As carretas começaram a descarregar máquina em Inocência, no leste de Mato Grosso do Sul. A Arauco recebeu o primeiro lote de 108 equipamentos para a colheita de eucalipto do Projeto Sucuriú.
São 108 de um total previsto de 254 ativos de grande porte. Os 254 ativos somam aporte da ordem de R$ 500 milhões só em equipamento florestal, segundo a Arauco.
O desembarque é a primeira leva de uma frota que vai ser montada por etapas. Inocência fica na região que a empresa escolheu para ancorar a operação florestal no estado.
O primeiro lote é mais caminhão do que máquina de corte
Dos 108 equipamentos que desembarcaram, 76 são caminhões. As máquinas de floresta somam 26 harvesters e 6 forwarders.
A composição do lote inicial explica a estratégia. A empresa trouxe primeiro a logística e uma fatia da colheita, deixando o grosso das máquinas de floresta para as levas seguintes.
O resto chega depois. O plano completo soma 128 harvesters, 50 forwarders e 76 caminhões, que vão operar em 10 módulos de colheita com potencial acima de 1,1 milhão de m³ de madeira por mês.
Em plena capacidade, só a colheita deve ocupar cerca de 1,2 mil pessoas. A Arauco prevê qualificar cerca de 700 operadores e mecânicos florestais pelo programa Colheita de Talentos, feito com o Senai de Mato Grosso do Sul.
Projeto Sucuriú em números
108 equipamentos no primeiro lote, de 254 previstos
R$ 500 milhões de aporte nesses 254 ativos
Potencial acima de 1,1 milhão de m³ de madeira por mês
1,2 mil pessoas ocupadas só na colheita em plena capacidade
O que a Arauco não comprou
A lista cobre corte, processamento e baldeio. O harvester derruba e traça a tora dentro do talhão, e o forwarder carrega a madeira até a margem do carreador.
Só que a tora não sobe na carreta sozinha. Entre a pilha na beira do talhão e o caminhão que segue para a fábrica existe o pátio intermediário, e é ali que o transbordo acontece.
Transbordo de tora é território de pá-carregadeira com garra florestal. O forwarder não foi projetado para girar pátio o dia inteiro nem para acompanhar a fila de 76 caminhões.
Pilha mal formada trava carreta. Tora fora de bitola ou pátio sem giro viram minuto parado no relógio do motorista, e minuto parado em fila vira custo de frete.

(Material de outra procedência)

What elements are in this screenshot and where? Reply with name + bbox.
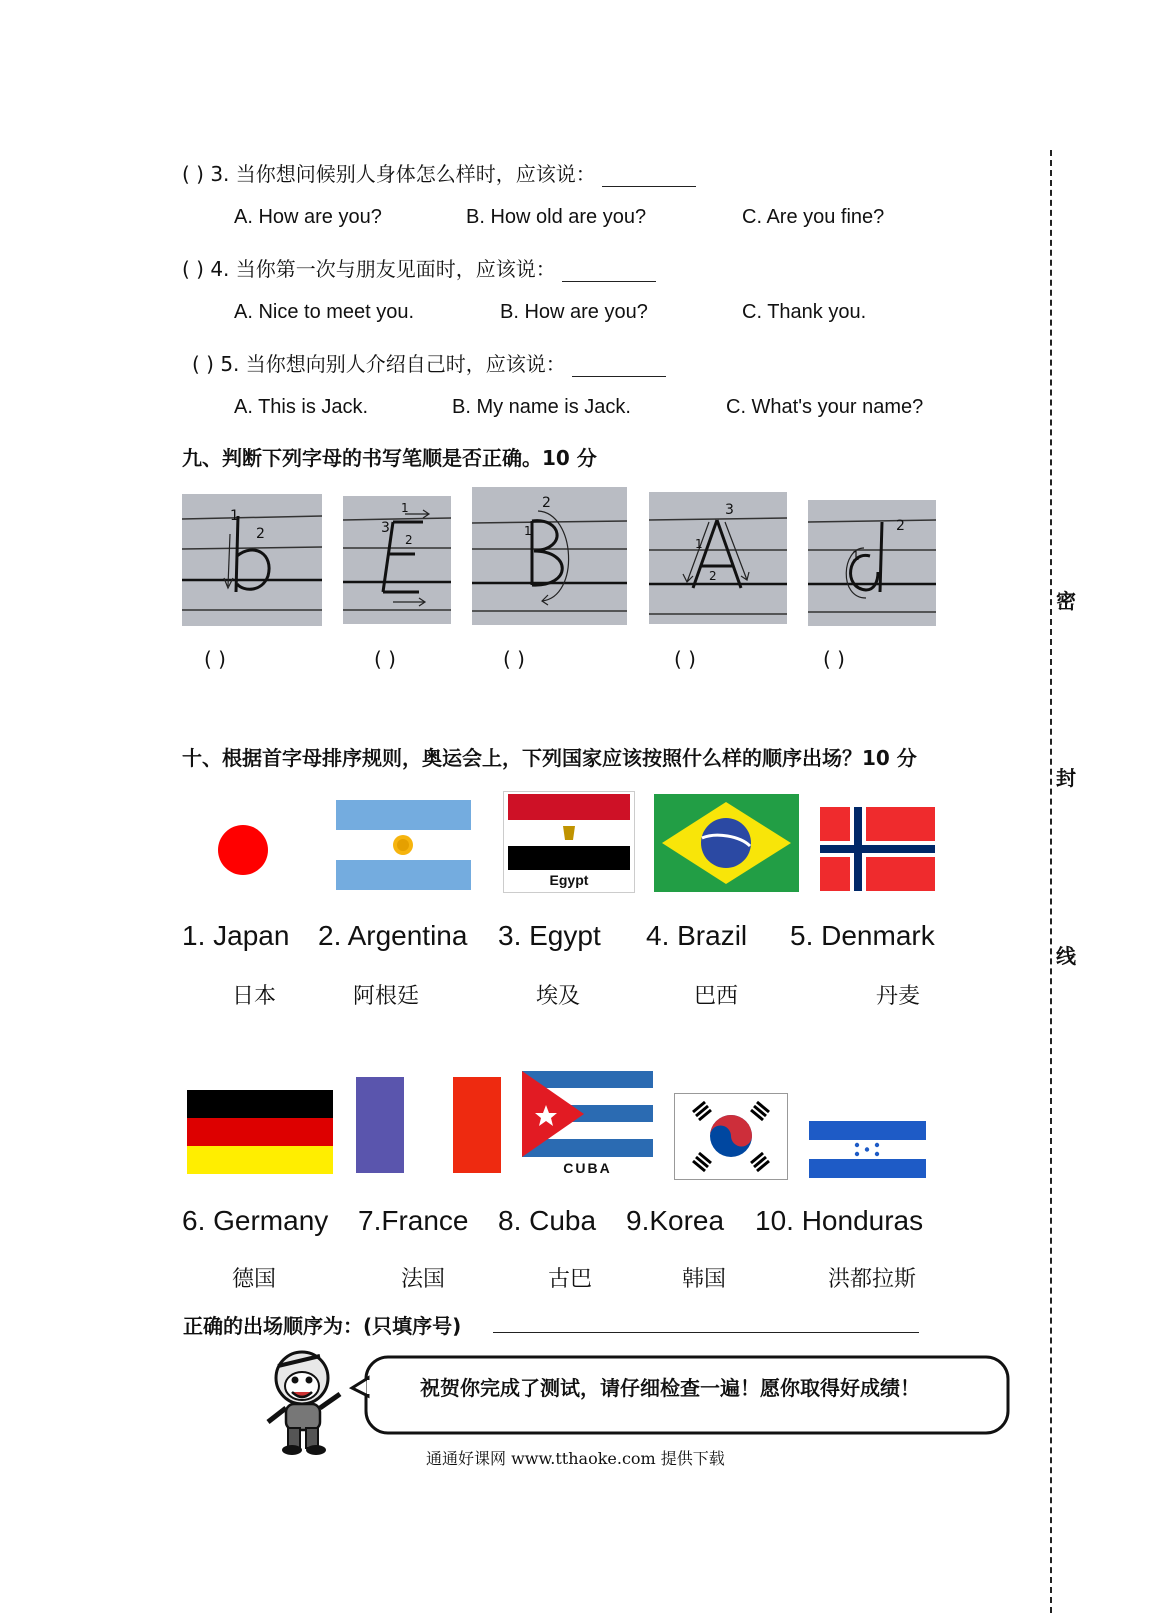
option-a: A. How are you? [234,206,382,228]
answer-blank[interactable] [562,263,656,282]
country-cn-egypt: 埃及 [536,984,581,1009]
stroke-number: 2 [542,495,551,511]
stroke-number: 1 [852,549,860,563]
country-cn-brazil: 巴西 [694,984,739,1009]
stroke-number: 1 [524,524,532,538]
option-b: B. How are you? [500,301,648,323]
eagle-icon [563,826,575,840]
country-name-japan: 1. Japan [182,920,290,951]
side-label-feng: 封 [1056,766,1076,790]
question-5 [192,348,666,377]
germany-flag [187,1090,333,1174]
country-name-denmark: 5. Denmark [790,920,935,951]
country-cn-france: 法国 [401,1267,446,1292]
answer-blank[interactable] [602,168,696,187]
country-name-egypt: 3. Egypt [498,920,601,951]
letter-d-photo [808,500,936,626]
country-cn-argentina: 阿根廷 [353,984,420,1009]
option-a: A. Nice to meet you. [234,301,415,323]
argentina-flag [336,800,471,890]
country-name-france: 7.France [358,1205,469,1236]
question-stem: 5. 当你想向别人介绍自己时，应该说： [220,352,566,376]
cuba-flag [522,1071,653,1179]
speech-bubble [348,1354,1012,1436]
monkey-mascot-image [256,1344,352,1456]
country-cn-japan: 日本 [232,984,277,1009]
brazil-flag [654,794,799,892]
country-name-germany: 6. Germany [182,1205,329,1236]
stroke-number: 2 [405,533,413,547]
question-3 [182,158,696,187]
option-b: B. My name is Jack. [452,396,631,418]
answer-paren-b[interactable]: ( ) [204,647,226,671]
handwriting-capital-b-image [472,487,627,625]
egypt-flag [503,791,635,893]
answer-label: 正确的出场顺序为：(只填序号) [183,1314,462,1338]
stroke-number: 1 [695,537,703,551]
option-b: B. How old are you? [466,206,647,228]
country-name-honduras: 10. Honduras [755,1205,924,1236]
honduras-flag [809,1121,926,1178]
country-cn-denmark: 丹麦 [876,984,921,1009]
country-cn-cuba: 古巴 [548,1267,593,1292]
answer-paren-a[interactable]: ( ) [674,647,696,671]
handwriting-b-image [182,494,322,626]
question-stem: 4. 当你第一次与朋友见面时，应该说： [210,257,556,281]
letter-b-photo [182,494,322,626]
answer-paren-e[interactable]: ( ) [374,647,396,671]
sun-disc-icon [218,825,268,875]
stroke-number: 1 [230,508,239,524]
answer-blank[interactable] [572,358,666,377]
question-4 [182,253,656,282]
denmark-flag [820,807,935,891]
option-a: A. This is Jack. [234,396,369,418]
cuba-label: CUBA [563,1160,612,1176]
france-flag [356,1077,501,1173]
country-cn-honduras: 洪都拉斯 [828,1267,917,1292]
question-stem: 3. 当你想问候别人身体怎么样时，应该说： [210,162,596,186]
handwriting-e-image [343,496,451,624]
side-label-xian: 线 [1056,944,1076,968]
side-label-mi: 密 [1056,589,1076,613]
stroke-number: 1 [401,501,409,515]
answer-paren-d[interactable]: ( ) [823,647,845,671]
option-c: C. Thank you. [742,301,867,323]
handwriting-a-image [649,492,787,624]
handwriting-d-image [808,500,936,626]
section-9-title: 九、判断下列字母的书写笔顺是否正确。10 分 [182,446,597,470]
country-name-korea: 9.Korea [626,1205,725,1236]
letter-e-photo [343,496,451,624]
footer-text: 通通好课网 www.tthaoke.com 提供下载 [426,1449,725,1468]
binding-dashed-line [1050,150,1052,1613]
option-c: C. What's your name? [726,396,924,418]
answer-paren[interactable]: ( ) [182,162,204,186]
stroke-number: 2 [709,569,717,583]
stroke-number: 2 [896,518,905,534]
answer-paren-capital-b[interactable]: ( ) [503,647,525,671]
stroke-number: 2 [256,526,265,542]
japan-flag [194,796,292,904]
country-cn-korea: 韩国 [682,1267,727,1292]
option-c: C. Are you fine? [742,206,885,228]
answer-paren[interactable]: ( ) [192,352,214,376]
section-10-title: 十、根据首字母排序规则，奥运会上，下列国家应该按照什么样的顺序出场？10 分 [182,746,917,770]
country-name-brazil: 4. Brazil [646,920,748,951]
globe-icon [701,818,751,868]
country-name-argentina: 2. Argentina [318,920,468,951]
country-cn-germany: 德国 [232,1267,277,1292]
letter-a-photo [649,492,787,624]
letter-capital-b-photo [472,487,627,625]
stroke-number: 3 [725,502,734,518]
answer-line[interactable] [493,1332,919,1333]
egypt-label: Egypt [549,872,589,888]
country-name-cuba: 8. Cuba [498,1205,597,1236]
stroke-number: 3 [381,520,390,536]
answer-paren[interactable]: ( ) [182,257,204,281]
korea-flag [674,1093,788,1180]
bubble-text: 祝贺你完成了测试，请仔细检查一遍！愿你取得好成绩！ [420,1376,920,1400]
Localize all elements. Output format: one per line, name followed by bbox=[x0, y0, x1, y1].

Esse é o serviço que costuma ficar com o prestador terceirizado. Carregar carreta, formar pilha, alimentar o romaneio e liberar vaga no mesmo compasso do módulo de colheita.
A conta que o prestador de serviço de MS vai fazer
1,1 milhão de m³ por mês não é número de folheto. É madeira saindo do talhão todos os dias, e fila de caminhão se resolve no pátio, não na estrada.
Contrato de longo prazo pede máquina própria. A carregadeira de pátio trabalha praticamente todo dia útil do mês nesse tipo de operação, e é esse volume de hora que faz o equipamento se pagar dentro do próprio serviço.
A classe que aguenta pátio de tora é a de grande volume, assunto recorrente na cobertura de máquinas para madeireiras. A Bruto Brasil trabalha com a BRT30, de 3.000 kg de carga e caçamba de 1,8 m³, e com a BRT35, de 3.500 kg e caçamba de 2,0 m³.
As duas saem de fábrica com troca rápida e terceira função hidráulica, o que permite tirar a caçamba e acoplar a garra. A BRT35 é a mais robusta da linha, com 11.500 kg de peso operacional.
Nessa faixa de carga a Caterpillar é presença antiga em pátio industrial, sustentada pela malha de concessionárias e pelo valor de revenda. A Liebherr responde pela construção reforçada para turno pesado contínuo.
A Bruto Brasil disputa a mesma prateleira pelo custo-benefício nacional. Nenhuma das três resolve tudo, e a escolha depende do tamanho do pátio e do contrato que está na mesa.
O primeiro dos 10 módulos de colheita entra em atividade ainda em dezembro de 2026. A partir dali o pátio passa a ser medido em carreta carregada por hora, e o transbordo deixa de ser detalhe para virar contrato.